I have turned a bit too much into an org animal over the last year or so: several conference organizations, special issues in journals, way too many PC member ships (in fact, there are too many workshops that are like mini conferences). Add to this that the switch to a full(time) German Professor ruins all previous working habits. Now that I have seen the “dark side” (not speaking of any big corporation here), I even more admire those folks in academia who do loads of quality courses, and still do substantial research – perhaps even with getting their own hands dirty. Anyway, I guess, this is the reality shock that you can’t avoid when you switch from industrial research (or before that, academic research with a way lower teaching load) to the mode of a university teacher of the kind of a German Professor. Not sure why anyone would do this except for the “Anstellung auf Lebenszeit”. (I can imagine a few more reasons but I save you my sarcasm.)

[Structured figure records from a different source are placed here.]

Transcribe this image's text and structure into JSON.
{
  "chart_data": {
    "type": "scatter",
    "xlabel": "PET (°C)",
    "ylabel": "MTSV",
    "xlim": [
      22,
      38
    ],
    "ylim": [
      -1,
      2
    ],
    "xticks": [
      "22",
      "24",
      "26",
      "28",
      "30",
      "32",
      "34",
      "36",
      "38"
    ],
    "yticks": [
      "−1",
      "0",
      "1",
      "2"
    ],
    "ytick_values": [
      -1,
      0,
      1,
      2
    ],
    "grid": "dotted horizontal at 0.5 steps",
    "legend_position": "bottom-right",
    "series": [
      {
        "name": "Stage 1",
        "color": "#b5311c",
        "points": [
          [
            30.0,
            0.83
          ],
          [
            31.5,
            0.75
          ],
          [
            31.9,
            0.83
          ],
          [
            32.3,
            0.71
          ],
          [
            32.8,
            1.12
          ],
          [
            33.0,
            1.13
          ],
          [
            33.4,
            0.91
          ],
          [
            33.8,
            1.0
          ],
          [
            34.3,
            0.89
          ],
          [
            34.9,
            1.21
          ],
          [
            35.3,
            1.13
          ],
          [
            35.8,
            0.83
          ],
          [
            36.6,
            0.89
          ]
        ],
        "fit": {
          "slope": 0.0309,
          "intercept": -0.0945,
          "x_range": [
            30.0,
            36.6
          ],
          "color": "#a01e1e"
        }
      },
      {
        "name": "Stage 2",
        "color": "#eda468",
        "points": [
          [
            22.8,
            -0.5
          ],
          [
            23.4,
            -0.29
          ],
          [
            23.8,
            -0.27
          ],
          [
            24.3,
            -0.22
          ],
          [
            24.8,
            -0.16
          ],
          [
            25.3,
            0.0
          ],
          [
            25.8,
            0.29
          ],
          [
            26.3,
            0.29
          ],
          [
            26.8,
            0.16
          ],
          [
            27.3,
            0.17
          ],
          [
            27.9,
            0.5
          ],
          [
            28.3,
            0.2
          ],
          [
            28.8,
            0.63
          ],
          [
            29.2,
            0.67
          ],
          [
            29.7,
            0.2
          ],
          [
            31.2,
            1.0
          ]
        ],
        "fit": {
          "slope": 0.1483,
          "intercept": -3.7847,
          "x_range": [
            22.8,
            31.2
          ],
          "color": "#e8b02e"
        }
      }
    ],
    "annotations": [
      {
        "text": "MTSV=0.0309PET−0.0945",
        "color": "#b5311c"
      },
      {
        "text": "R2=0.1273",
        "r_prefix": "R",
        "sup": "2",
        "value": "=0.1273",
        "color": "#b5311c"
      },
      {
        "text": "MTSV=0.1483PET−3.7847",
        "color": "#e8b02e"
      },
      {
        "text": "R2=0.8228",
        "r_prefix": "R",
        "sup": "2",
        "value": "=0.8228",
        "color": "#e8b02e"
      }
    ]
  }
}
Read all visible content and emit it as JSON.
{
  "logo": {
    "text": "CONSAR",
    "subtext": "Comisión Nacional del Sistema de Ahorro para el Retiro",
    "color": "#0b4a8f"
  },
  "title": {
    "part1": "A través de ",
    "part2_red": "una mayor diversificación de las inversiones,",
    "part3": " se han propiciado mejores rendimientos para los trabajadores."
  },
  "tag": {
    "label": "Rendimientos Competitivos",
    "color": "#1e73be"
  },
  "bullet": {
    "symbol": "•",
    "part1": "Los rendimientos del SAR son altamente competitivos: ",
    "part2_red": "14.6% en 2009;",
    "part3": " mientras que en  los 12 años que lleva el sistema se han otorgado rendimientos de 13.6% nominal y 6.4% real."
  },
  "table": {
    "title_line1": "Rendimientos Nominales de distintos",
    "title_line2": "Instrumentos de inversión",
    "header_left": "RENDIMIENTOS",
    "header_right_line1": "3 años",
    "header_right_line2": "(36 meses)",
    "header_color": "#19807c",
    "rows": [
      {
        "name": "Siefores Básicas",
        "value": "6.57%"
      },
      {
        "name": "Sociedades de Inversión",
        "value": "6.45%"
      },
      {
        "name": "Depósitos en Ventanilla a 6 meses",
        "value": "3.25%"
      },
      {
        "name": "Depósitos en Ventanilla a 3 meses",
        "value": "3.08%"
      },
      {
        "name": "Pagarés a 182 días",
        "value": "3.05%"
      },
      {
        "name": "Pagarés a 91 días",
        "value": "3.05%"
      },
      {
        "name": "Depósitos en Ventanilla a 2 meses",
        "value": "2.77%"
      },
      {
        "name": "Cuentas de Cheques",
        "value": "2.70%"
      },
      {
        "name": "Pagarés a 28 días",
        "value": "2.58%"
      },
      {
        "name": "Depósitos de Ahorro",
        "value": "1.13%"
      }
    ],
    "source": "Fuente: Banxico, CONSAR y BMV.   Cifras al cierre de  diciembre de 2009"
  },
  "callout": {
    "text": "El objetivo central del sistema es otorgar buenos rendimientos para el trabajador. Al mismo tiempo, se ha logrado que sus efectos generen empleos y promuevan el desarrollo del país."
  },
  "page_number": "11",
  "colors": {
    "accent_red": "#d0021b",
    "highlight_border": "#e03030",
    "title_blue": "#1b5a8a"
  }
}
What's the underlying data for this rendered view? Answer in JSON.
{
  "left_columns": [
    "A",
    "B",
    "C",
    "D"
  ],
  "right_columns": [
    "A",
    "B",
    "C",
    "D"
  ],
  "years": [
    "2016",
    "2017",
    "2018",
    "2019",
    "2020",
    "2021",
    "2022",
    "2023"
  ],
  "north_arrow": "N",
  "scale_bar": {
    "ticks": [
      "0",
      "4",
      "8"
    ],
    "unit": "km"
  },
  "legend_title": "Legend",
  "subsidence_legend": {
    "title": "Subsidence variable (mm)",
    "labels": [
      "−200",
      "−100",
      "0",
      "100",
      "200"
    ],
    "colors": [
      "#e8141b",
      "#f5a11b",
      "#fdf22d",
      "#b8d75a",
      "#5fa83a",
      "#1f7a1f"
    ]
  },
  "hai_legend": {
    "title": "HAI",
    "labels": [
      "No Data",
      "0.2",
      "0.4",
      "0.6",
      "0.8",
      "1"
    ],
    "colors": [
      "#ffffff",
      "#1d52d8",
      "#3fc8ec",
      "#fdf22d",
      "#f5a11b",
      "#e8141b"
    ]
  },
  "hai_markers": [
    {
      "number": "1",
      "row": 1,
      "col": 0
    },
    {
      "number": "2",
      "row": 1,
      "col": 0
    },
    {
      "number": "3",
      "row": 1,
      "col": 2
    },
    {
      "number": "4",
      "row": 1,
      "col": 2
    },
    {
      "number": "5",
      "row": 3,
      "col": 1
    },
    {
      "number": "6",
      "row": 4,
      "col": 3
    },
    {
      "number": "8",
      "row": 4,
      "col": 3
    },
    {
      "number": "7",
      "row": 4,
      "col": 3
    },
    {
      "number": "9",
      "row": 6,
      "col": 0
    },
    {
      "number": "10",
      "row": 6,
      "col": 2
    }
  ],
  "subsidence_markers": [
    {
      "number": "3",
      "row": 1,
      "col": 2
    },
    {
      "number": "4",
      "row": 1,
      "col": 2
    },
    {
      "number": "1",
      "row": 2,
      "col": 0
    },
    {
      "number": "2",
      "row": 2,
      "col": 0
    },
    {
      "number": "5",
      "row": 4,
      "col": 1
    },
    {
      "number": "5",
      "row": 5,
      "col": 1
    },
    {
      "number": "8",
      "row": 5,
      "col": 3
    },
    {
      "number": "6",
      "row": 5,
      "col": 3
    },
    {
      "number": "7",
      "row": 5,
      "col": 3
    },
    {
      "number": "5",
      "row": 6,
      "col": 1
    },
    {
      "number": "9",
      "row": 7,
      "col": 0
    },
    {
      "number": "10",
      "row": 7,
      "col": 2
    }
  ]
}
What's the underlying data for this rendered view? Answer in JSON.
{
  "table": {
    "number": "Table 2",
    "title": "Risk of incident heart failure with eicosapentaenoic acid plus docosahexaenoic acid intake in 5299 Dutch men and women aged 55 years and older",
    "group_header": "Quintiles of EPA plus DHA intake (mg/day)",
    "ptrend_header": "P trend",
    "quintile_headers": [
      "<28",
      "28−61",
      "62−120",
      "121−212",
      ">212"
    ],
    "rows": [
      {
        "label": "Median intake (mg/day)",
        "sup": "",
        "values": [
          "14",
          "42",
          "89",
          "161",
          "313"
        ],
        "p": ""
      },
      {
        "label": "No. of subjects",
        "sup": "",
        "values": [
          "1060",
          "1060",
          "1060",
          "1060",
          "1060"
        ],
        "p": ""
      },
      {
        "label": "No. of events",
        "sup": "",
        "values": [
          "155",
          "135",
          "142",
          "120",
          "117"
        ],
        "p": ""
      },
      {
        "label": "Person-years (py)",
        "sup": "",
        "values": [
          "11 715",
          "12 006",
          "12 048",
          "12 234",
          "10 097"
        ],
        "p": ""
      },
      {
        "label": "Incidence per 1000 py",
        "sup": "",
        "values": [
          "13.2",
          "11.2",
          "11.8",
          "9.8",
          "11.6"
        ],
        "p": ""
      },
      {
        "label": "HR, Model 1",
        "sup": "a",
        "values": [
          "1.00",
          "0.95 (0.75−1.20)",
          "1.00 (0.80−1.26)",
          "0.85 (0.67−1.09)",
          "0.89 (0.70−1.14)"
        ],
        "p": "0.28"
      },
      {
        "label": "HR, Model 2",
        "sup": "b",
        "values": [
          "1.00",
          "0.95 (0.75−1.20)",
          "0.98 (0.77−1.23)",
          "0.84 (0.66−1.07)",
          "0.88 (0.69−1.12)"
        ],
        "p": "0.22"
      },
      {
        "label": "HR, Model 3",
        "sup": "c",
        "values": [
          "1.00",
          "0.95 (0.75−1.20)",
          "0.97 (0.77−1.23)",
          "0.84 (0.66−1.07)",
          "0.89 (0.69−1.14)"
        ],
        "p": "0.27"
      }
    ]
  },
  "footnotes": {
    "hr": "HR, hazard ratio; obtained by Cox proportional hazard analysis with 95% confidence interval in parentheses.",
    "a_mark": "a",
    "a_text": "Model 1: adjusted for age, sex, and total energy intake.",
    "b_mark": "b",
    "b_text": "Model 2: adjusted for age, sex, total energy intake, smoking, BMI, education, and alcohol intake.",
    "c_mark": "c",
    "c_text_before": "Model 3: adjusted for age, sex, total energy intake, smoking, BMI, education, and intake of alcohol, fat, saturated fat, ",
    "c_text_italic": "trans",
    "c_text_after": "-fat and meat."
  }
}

My colleagues keep telling me that things get better, and arguably, I might have arrived at the turning point. Of great help is here that Vadim Zaytsev (a PhD student of X and me from Amsterdam; Vadim is getting closer to the finish line) has joined the software-languages team in Koblenz last spring. This is particularly exciting because he has profound background in grammarware engineering – a topic that I have been talking about a lot over the last few years without delivering any new stuff except perhaps for the various X/O/R papers. For the last 3 months, we have been working on some grammarware engineering activities. We have been hacking in the best sense of the word. Today, we are proud to reveal our work on “grammar convergence”.
I have just uploaded an intro paper on grammar convergence to my website, but expect some more stuff over the next few weeks and months. (This paper has just been submitted, and your feedback is welcome.) I quote from the conclusion of the paper: “If unit testing is the simple, pragmatic, and effective method to generally validate the I/O behavior of software modules, then grammar convergence is the simple, pragmatic, and effective method to keep scattered grammar knowledge in sync. In addition, the method can be used to capture the intended or the accidental differences between instances of scattered grammar knowledge. Further, grammar convergence also applies at the instance level (populated by XML trees, derivation trees, parse trees, etc.). That is, it can compare and converge data from different software artifacts.”
Final plug: Are you attending SLE 2008 – the First International Conference on Software Language Engineering? It’s end of September in Toulouse (which is in France, for geographically challenged readers). The scientific quality of the event taken for granted, let me mention that I have heard of phenomenal cuisine aspects. Please consider attending. This conference on Software Language Engineering unites some communities that previously had mainly workshops as their forum. Imagine this: we had 100+ abstract submissions for this first iteration of the conference. Well, 90 sharp actually made the deadline in the end and submitted a proper paper. So we will have 18 papers over 2 days in the enjoyable surroundings of Toulouse and the MODELS conference with its various workshops – many of them also relevant for Software Language Engineers. Looking at the program, I see folks with background in refactoring, compiler construction, programming languages, declarative programming and executable specification, visual languages, modeling languages, formal methods, grammar-based programming, software transformation, software re- and reverse engineering, and model-driven development. Of course, I am biased, but this is a conference where I am sure that my broad interests are sufficient to appreciate each and every paper. The key is that all presentations assemble around the notion of software language engineering.